Jean Baptiste Gamache – First Settler in Arnold

Laclede Gamache gravestone in St. Louis

Jean Baptiste Gamache is one of thirty early pioneers honored by this monument, which was donated by the Gamache family and the St. Louis Archdiocese. The granite monument at Calvary Cemetery in St. Louis identifies the earliest explorers and settlers in the region, and marks the final resting place of some of them.

The first European settler in Arnold was Jean Baptiste Gamache, born in 1734 in Quebec, Canada. He was a French-Canadian entrepreneur who operated a ferry across the Meramec River near about 900 acres of land granted to him by the King of Spain.

Jean Baptiste Gamache was one of 30 men in Pierre Laclede’s exploration party when Laclede founded St. Louis on Valentine’s Day in 1764. He was a land surveyor and adventurer who had met Laclede at Fort des Chartres in Prairie Du Rocher, Illinois, before joining Laclede’s party and crossing the Mississippi to Missouri.

When he left Laclede on St. Louis’ riverfront, Gamache moved to the Arnold/Carondelet area where he would eventually establish his ferry on the Meramec River. In 2002, the website Geneology.com published this article by Robert C. Haeffner telling how it happened:

“A convenient beginning date for the history of the Arnold area would be 1776, with the order of King Charles III of Spain to open a land route to stimulate commerce between the trading posts of St. Louis and Ste. Genevieve. As part of the route, the Lt. Governor of Louisiana, Francois Cruzat, offered 1050 arpents of land (about 893 acres) to anyone who would build and operate a ferry across the Meramec River.

“Jean Baptiste Gamache completed the project in 1776 and established what was known as the lower ferry at the site where today’s State Route 231 crosses the Meramec at Flamm Park.”

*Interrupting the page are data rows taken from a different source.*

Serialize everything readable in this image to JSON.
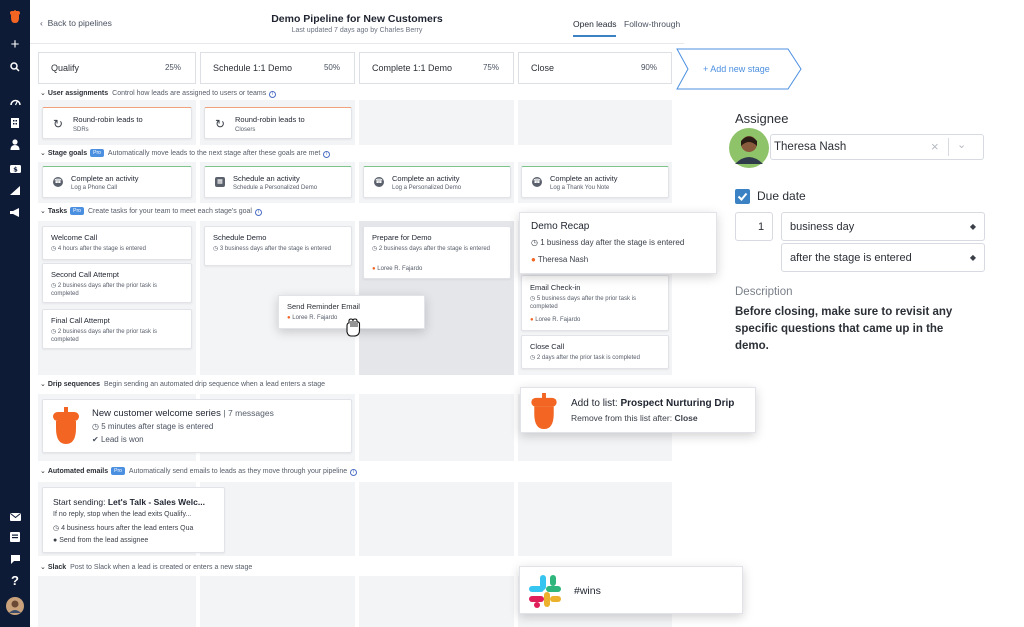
{
  "header": {
    "back_label": "Back to pipelines",
    "title": "Demo Pipeline for New Customers",
    "subtitle": "Last updated 7 days ago by Charles Berry",
    "tabs": [
      "Open leads",
      "Follow-through"
    ]
  },
  "stages": [
    {
      "name": "Qualify",
      "pct": "25%"
    },
    {
      "name": "Schedule 1:1 Demo",
      "pct": "50%"
    },
    {
      "name": "Complete 1:1 Demo",
      "pct": "75%"
    },
    {
      "name": "Close",
      "pct": "90%"
    }
  ],
  "add_stage_label": "+ Add new stage",
  "sections": {
    "user_assignments": {
      "title": "User assignments",
      "desc": "Control how leads are assigned to users or teams"
    },
    "stage_goals": {
      "title": "Stage goals",
      "badge": "Pro",
      "desc": "Automatically move leads to the next stage after these goals are met"
    },
    "tasks": {
      "title": "Tasks",
      "badge": "Pro",
      "desc": "Create tasks for your team to meet each stage's goal"
    },
    "drip": {
      "title": "Drip sequences",
      "desc": "Begin sending an automated drip sequence when a lead enters a stage"
    },
    "emails": {
      "title": "Automated emails",
      "badge": "Pro",
      "desc": "Automatically send emails to leads as they move through your pipeline"
    },
    "slack": {
      "title": "Slack",
      "desc": "Post to Slack when a lead is created or enters a new stage"
    }
  },
  "assignments": [
    {
      "title": "Round-robin leads to",
      "sub": "SDRs"
    },
    {
      "title": "Round-robin leads to",
      "sub": "Closers"
    }
  ],
  "goals": [
    {
      "title": "Complete an activity",
      "sub": "Log a Phone Call"
    },
    {
      "title": "Schedule an activity",
      "sub": "Schedule a Personalized Demo"
    },
    {
      "title": "Complete an activity",
      "sub": "Log a Personalized Demo"
    },
    {
      "title": "Complete an activity",
      "sub": "Log a Thank You Note"
    }
  ],
  "tasks": {
    "welcome": {
      "title": "Welcome Call",
      "sub": "4 hours after the stage is entered"
    },
    "second": {
      "title": "Second Call Attempt",
      "sub": "2 business days after the prior task is completed"
    },
    "final": {
      "title": "Final Call Attempt",
      "sub": "2 business days after the prior task is completed"
    },
    "schedule_demo": {
      "title": "Schedule Demo",
      "sub": "3 business days after the stage is entered"
    },
    "prepare": {
      "title": "Prepare for Demo",
      "sub": "2 business days after the stage is entered",
      "owner": "Loree R. Fajardo"
    },
    "reminder": {
      "title": "Send Reminder Email",
      "owner": "Loree R. Fajardo"
    },
    "demo_recap": {
      "title": "Demo Recap",
      "sub": "1 business day after the stage is entered",
      "owner": "Theresa Nash"
    },
    "checkin": {
      "title": "Email Check-in",
      "sub": "5 business days after the prior task is completed",
      "owner": "Loree R. Fajardo"
    },
    "close_call": {
      "title": "Close Call",
      "sub": "2 days after the prior task is completed"
    }
  },
  "drip_card": {
    "title": "New customer welcome series",
    "count": "| 7 messages",
    "timing": "5 minutes after stage is entered",
    "cond": "Lead is won"
  },
  "drip_pop": {
    "prefix": "Add to list: ",
    "list": "Prospect Nurturing Drip",
    "remove_prefix": "Remove from this list after: ",
    "remove_stage": "Close"
  },
  "email_card": {
    "prefix": "Start sending: ",
    "name": "Let's Talk - Sales Welc...",
    "stop": "If no reply, stop when the lead exits Qualify...",
    "timing": "4 business hours after the lead enters Qua",
    "from": "Send from the lead assignee"
  },
  "slack_pop": {
    "channel": "#wins"
  },
  "panel": {
    "assignee_label": "Assignee",
    "assignee_name": "Theresa Nash",
    "due_label": "Due date",
    "due_num": "1",
    "due_unit": "business day",
    "due_rel": "after the stage is entered",
    "desc_label": "Description",
    "desc_text": "Before closing, make sure to revisit any specific questions that came up in the demo."
  },
  "colors": {
    "sidebar": "#0e1b36",
    "accent": "#3b82c4",
    "brand_orange": "#f26522",
    "checkbox": "#3b82c4"
  }
}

Gamache’s ferry was next to the King’s Trace, also known as El Camino Real (the Royal Road). It was an old Indian trail and bridle path that led south from St Louis, past Gamache’s ferry, to Kimmswick, Ste. Genevieve, and eventually to New Madrid. Called Rue Royale by the French, the King’s Trace was traveled by hunters, British, French and Spanish soldiers, and Native Americans from the mid-1700s well into the 1800s.

Most ferries of in the 1770s were flat-bottomed boats that operators poled, rowed, or sailed across the water, or they pulled a rope spanning the river and tied securely to tree trunks on both sides. Operating one of those ferries was tough work, particularly in flood season.

By building his ferry, Jean Baptiste Gamache enabled more travel and exploration in colonial Missouri. Little is known about Gamache’s life after he finished his land survey for the Spanish Dominion. In 1789, Native Americans and British troops threatened the Arnold area. Gamache then moved to the security of St. Louis for about two years.

Flamm Park Arnold Landing

This photo of the Flamm Park boat landing in Arnold as it appears today shows where Jean Baptiste Gamache operated his ferry across the Meramec River.

Upon his return to the Arnold area, Gamache operated his ferry, farmed his land, and raised a family on the property until he became old and his two sons – Jean Baptiste, Jr. and Auguste – took over the operations.

Jean Baptiste Gamache died at age 70 in 1805. It is said that Gamache’s 893-acre property granted to him by the King of Spain included what is known today as Jefferson Barracks.

Gerald Gamache, a college professor in St. Augustine, Florida, wrote a family history called Journeys: The Gamache Family in the New World. It recounts ten generations of the Gamache family from 1565 in France to the early 2000s in the United States.

In 2008, Gerald Gamache told the St. Louis Post-Dispatch in an interview: “The U.S. government after the War of 1812 believed Washington, DC was not a good place for the nation’s capital. They thought the capital should be moved to Jefferson Barracks. Land speculators acquired land and sold it to the city of Carondolet for $5.”

The U.S. government never moved the capital, but Gamache said government officials had promised to return the land to his family when Jefferson Barracks was no longer useful to the military. That obviously never happened. As you know, the military maintains a national cemetery there.

French Festival ste genevieve

Actors in a reenactment show how Missouri pioneers dressed in about 1780.

“Gamache descendants went to court three times trying to regain the land – in 1838, 1856, and for the last time in 1876.

“If the land grant is ever found, the government might have to compensate, but there would be Gamaches coming out of the woodwork laying claim,” said Gerald Gamache, who died in 2013.